Virtual care as software delivery network

Diving deeper into

Brendan Keeler, Senior PM at Zus Health, on building infrastructure for digital health

Interview
digital health provider organizations, which five years ago, were shunned because “it's services”
Analyzed 5 sources

The big shift was that investors stopped treating virtual care like a low margin services business and started treating it like a new kind of care delivery network built on software. Once telehealth usage stayed far above pre pandemic levels, companies like Teladoc and Omada looked less like staffing heavy clinics and more like repeatable systems that use clinicians, care teams, and software together to serve patients across employers, payers, and direct channels.
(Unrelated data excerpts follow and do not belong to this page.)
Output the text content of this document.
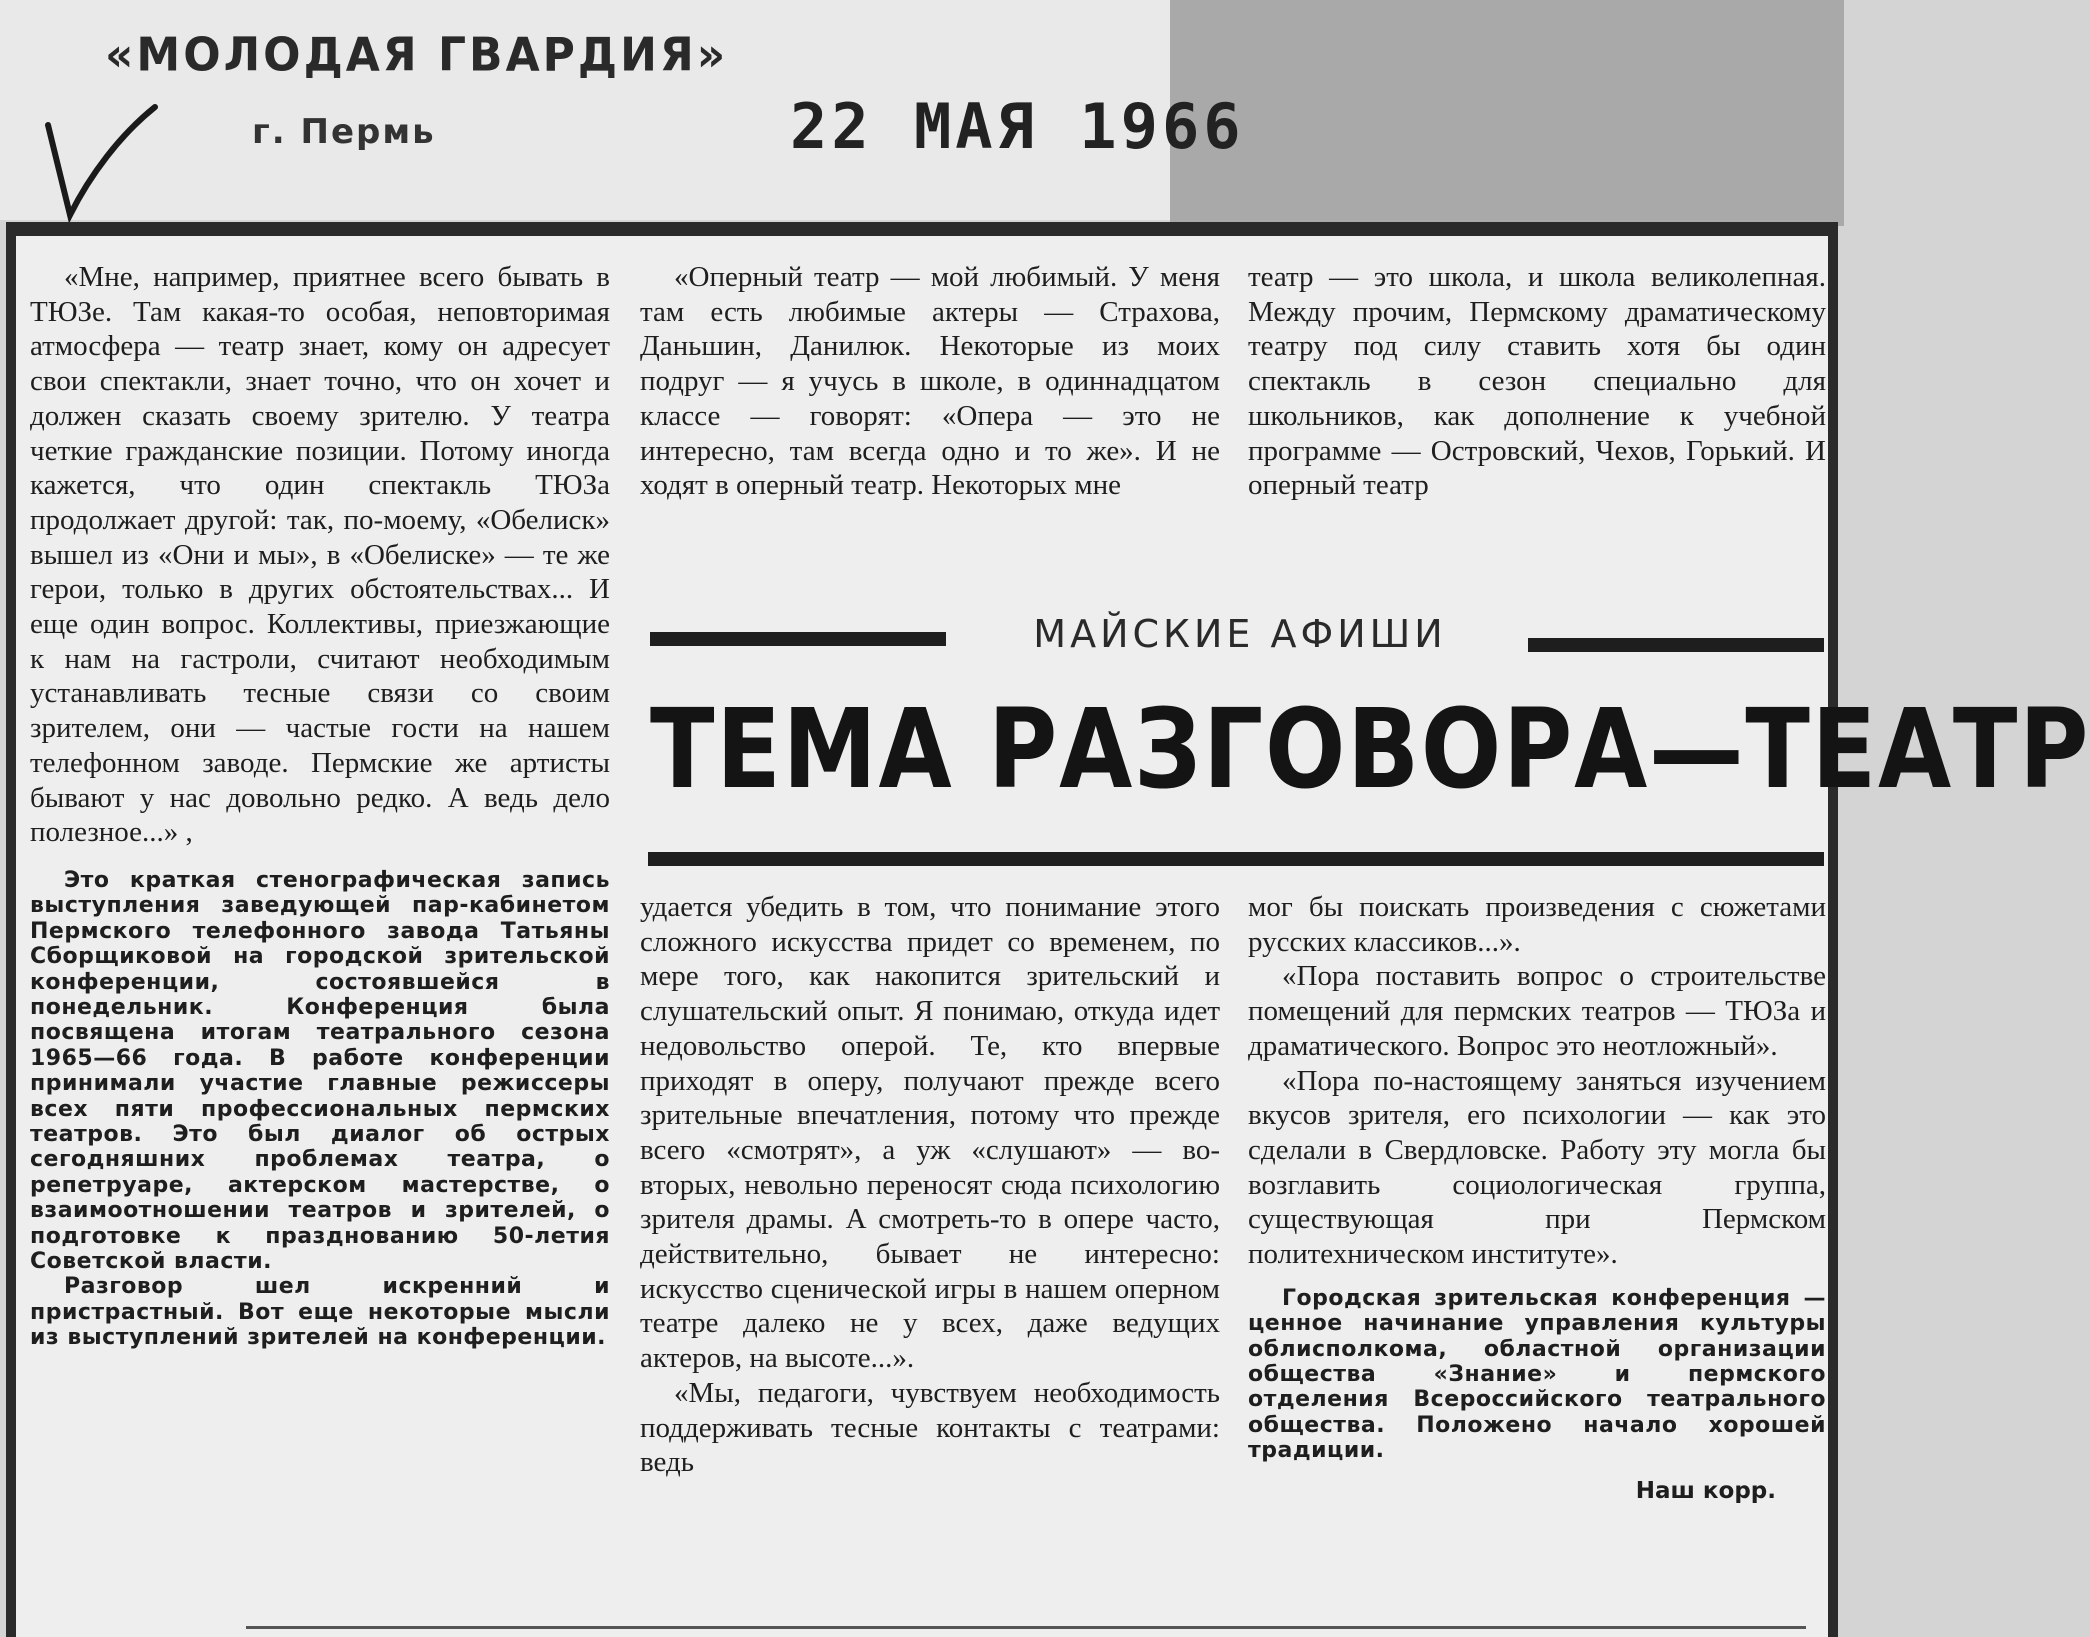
«МОЛОДАЯ ГВАРДИЯ»
г. Пермь	22 МАЯ 1966

«Мне, например, приятнее всего бывать в ТЮЗе. Там какая-то особая, неповторимая атмосфера — театр знает, кому он адресует свои спектакли, знает точно, что он хочет и должен сказать своему зрителю. У театра четкие гражданские позиции. Потому иногда кажется, что один спектакль ТЮЗа продолжает другой: так, по-моему, «Обелиск» вышел из «Они и мы», в «Обелиске» — те же герои, только в других обстоятельствах... И еще один вопрос. Коллективы, приезжающие к нам на гастроли, считают необходимым устанавливать тесные связи со своим зрителем, они — частые гости на нашем телефонном заводе. Пермские же артисты бывают у нас довольно редко. А ведь дело полезное...» ,

Это краткая стенографическая запись выступления заведующей пар-кабинетом Пермского телефонного завода Татьяны Сборщиковой на городской зрительской конференции, состоявшейся в понедельник. Конференция была посвящена итогам театрального сезона 1965—66 года. В работе конференции принимали участие главные режиссеры всех пяти профессиональных пермских театров. Это был диалог об острых сегодняшних проблемах театра, о репетруаре, актерском мастерстве, о взаимоотношении театров и зрителей, о подготовке к празднованию 50-летия Советской власти.

Разговор шел искренний и пристрастный. Вот еще некоторые мысли из выступлений зрителей на конференции.

«Оперный театр — мой любимый. У меня там есть любимые актеры — Страхова, Даньшин, Данилюк. Некоторые из моих подруг — я учусь в школе, в одиннадцатом классе — говорят: «Опера — это не интересно, там всегда одно и то же». И не ходят в оперный театр. Некоторых мне

театр — это школа, и школа великолепная. Между прочим, Пермскому драматическому театру под силу ставить хотя бы один спектакль в сезон специально для школьников, как дополнение к учебной программе — Островский, Чехов, Горький. И оперный театр

МАЙСКИЕ АФИШИ
ТЕМА РАЗГОВОРА—ТЕАТР

удается убедить в том, что понимание этого сложного искусства придет со временем, по мере того, как накопится зрительский и слушательский опыт. Я понимаю, откуда идет недовольство оперой. Те, кто впервые приходят в оперу, получают прежде всего зрительные впечатления, потому что прежде всего «смотрят», а уж «слушают» — во-вторых, невольно переносят сюда психологию зрителя драмы. А смотреть-то в опере часто, действительно, бывает не интересно: искусство сценической игры в нашем оперном театре далеко не у всех, даже ведущих актеров, на высоте...».

«Мы, педагоги, чувствуем необходимость поддерживать тесные контакты с театрами: ведь

мог бы поискать произведения с сюжетами русских классиков...».

«Пора поставить вопрос о строительстве помещений для пермских театров — ТЮЗа и драматического. Вопрос это неотложный».

«Пора по-настоящему заняться изучением вкусов зрителя, его психологии — как это сделали в Свердловске. Работу эту могла бы возглавить социологическая группа, существующая при Пермском политехническом институте».

Городская зрительская конференция — ценное начинание управления культуры облисполкома, областной организации общества «Знание» и пермского отделения Всероссийского театрального общества. Положено начало хорошей традиции.

Наш корр.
  • Five years earlier, most digital health startups sold software into hospitals. That meant long security reviews, slow integrations, and doctors who could not directly buy tools. Virtual first providers changed the buyer and the workflow by hiring clinicians themselves and delivering care inside their own product.
  • The reason this became financeable is that virtual care proved it could persist beyond the COVID spike. Telehealth stabilized at 14% to 17% of visits versus about 1% before the pandemic, which made digital delivery look like a durable care channel rather than a temporary workaround.
  • Omada shows what investors liked in the new model. It combined coaches, licensed specialists, and software, then sold multi condition programs through employers, health plans, and PBMs. By March 31, 2025 it had more than 2,000 customers and over 679,000 enrolled members. Teladoc showed the same logic at larger scale by mixing access fees, visit fees, and chronic care revenue.

Going forward, the winners are likely to look less like single point apps and more like specialized digital provider groups with strong distribution and tightly integrated care workflows. The market is moving toward broader virtual clinics that can add conditions, plug into insurance networks, and use infrastructure software to coordinate care without inheriting the full weight of a hospital stack.